IITs have been considering increasing the programme fee to Rs 4 lakh a year. But given the resistance, this may be done in a staggered manner.

"After the Sixth Pay Commission, IITs' faculty costs have risen about 70 per cent. As salaries have risen, the money realised through a fee rise would partly go towards meeting the increasing burden of salaries and scholarships," M Ananda Krishnan, chairman of the board of governors, IIT Kanpur, had told Business Standard.

The IITs acknowledged a substantial rise in fees would burden students -- the number of students from the upper middle class had declined and that from lower classes had risen.

Such students said the fee at IITs is high. They are reluctant to take loans. IIT officials said once the National Academic Depository Bill is passed, it would enable a shift to "demat" degrees.

Then, the degrees of IIT graduates would reflect an obligation to repay the institution and money would come through the employer.

If one compares the fee to those in engineering and technology institutions in the West, the difference is stark.

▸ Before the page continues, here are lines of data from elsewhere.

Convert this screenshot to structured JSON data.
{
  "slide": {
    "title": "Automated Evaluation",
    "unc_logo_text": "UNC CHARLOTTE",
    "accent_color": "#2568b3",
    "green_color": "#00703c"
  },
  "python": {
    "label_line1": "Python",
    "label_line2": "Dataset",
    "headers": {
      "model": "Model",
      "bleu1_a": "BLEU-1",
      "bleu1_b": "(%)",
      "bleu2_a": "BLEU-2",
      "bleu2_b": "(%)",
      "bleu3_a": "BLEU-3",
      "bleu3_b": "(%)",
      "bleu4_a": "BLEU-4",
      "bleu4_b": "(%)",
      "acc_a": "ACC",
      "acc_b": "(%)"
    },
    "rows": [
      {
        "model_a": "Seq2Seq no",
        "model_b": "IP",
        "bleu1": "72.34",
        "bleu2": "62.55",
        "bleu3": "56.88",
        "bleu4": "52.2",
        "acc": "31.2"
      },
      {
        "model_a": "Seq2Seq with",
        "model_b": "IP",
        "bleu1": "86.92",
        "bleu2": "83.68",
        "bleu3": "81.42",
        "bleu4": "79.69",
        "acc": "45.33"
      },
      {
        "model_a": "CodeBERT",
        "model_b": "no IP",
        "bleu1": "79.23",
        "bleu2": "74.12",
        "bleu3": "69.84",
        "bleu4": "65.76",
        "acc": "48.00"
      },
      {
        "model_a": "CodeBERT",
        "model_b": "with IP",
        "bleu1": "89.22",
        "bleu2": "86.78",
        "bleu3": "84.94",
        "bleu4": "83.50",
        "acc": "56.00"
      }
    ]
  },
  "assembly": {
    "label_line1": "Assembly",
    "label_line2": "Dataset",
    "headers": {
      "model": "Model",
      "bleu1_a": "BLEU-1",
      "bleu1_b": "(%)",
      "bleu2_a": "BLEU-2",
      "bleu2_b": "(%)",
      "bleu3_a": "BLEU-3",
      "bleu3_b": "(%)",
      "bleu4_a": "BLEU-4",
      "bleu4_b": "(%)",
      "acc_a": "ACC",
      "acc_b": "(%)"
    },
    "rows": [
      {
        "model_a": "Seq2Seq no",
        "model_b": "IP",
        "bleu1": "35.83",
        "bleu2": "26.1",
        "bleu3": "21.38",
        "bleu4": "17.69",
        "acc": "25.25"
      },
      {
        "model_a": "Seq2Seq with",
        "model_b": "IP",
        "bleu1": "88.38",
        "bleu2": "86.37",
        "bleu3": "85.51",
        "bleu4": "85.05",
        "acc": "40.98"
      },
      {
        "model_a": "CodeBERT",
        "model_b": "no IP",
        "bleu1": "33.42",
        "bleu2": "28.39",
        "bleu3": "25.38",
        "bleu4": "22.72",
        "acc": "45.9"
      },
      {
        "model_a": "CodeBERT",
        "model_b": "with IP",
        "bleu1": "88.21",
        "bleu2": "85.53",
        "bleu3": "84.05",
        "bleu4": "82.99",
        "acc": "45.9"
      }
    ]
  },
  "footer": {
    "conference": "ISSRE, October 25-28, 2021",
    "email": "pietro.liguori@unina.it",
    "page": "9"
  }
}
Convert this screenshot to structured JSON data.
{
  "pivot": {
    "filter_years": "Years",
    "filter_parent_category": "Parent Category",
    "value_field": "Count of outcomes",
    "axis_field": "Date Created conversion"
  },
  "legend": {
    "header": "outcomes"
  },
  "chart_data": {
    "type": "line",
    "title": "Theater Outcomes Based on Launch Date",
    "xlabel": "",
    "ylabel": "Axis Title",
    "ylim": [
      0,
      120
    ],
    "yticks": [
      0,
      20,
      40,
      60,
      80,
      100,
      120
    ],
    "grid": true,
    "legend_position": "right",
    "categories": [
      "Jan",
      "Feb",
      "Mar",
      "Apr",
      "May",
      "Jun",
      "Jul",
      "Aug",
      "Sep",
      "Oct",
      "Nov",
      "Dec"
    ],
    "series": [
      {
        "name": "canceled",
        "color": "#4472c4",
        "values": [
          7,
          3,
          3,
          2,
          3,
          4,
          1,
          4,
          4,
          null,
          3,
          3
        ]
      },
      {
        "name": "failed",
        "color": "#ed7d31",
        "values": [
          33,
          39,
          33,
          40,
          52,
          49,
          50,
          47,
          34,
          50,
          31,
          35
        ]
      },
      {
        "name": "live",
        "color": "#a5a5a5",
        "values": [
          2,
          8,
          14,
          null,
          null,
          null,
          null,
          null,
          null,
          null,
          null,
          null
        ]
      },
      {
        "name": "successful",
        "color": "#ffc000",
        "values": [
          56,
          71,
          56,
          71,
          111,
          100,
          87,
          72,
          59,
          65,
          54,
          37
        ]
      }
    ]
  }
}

For instance, at the US-based Massachusetts Institute of Technology, consistently ranked among the world's top 10 engineering institutions, the annual tuition is Rs 22.55 lakh ($41,770).

At Carnegie Mellon, the annual tuition for the graduate engineering programme is Rs 24.23 lakh ($44,880). After factoring in other costs, the fee stands at Rs 27.54-31.86 lakh ($51,000-59,000).

The IIT council also said peer reviews of each IIT would be carried out once every five years. The review committee would comprise five eminent people from industry and academia.

For new IITs, a similar exercise would be carried out on the completion of five years.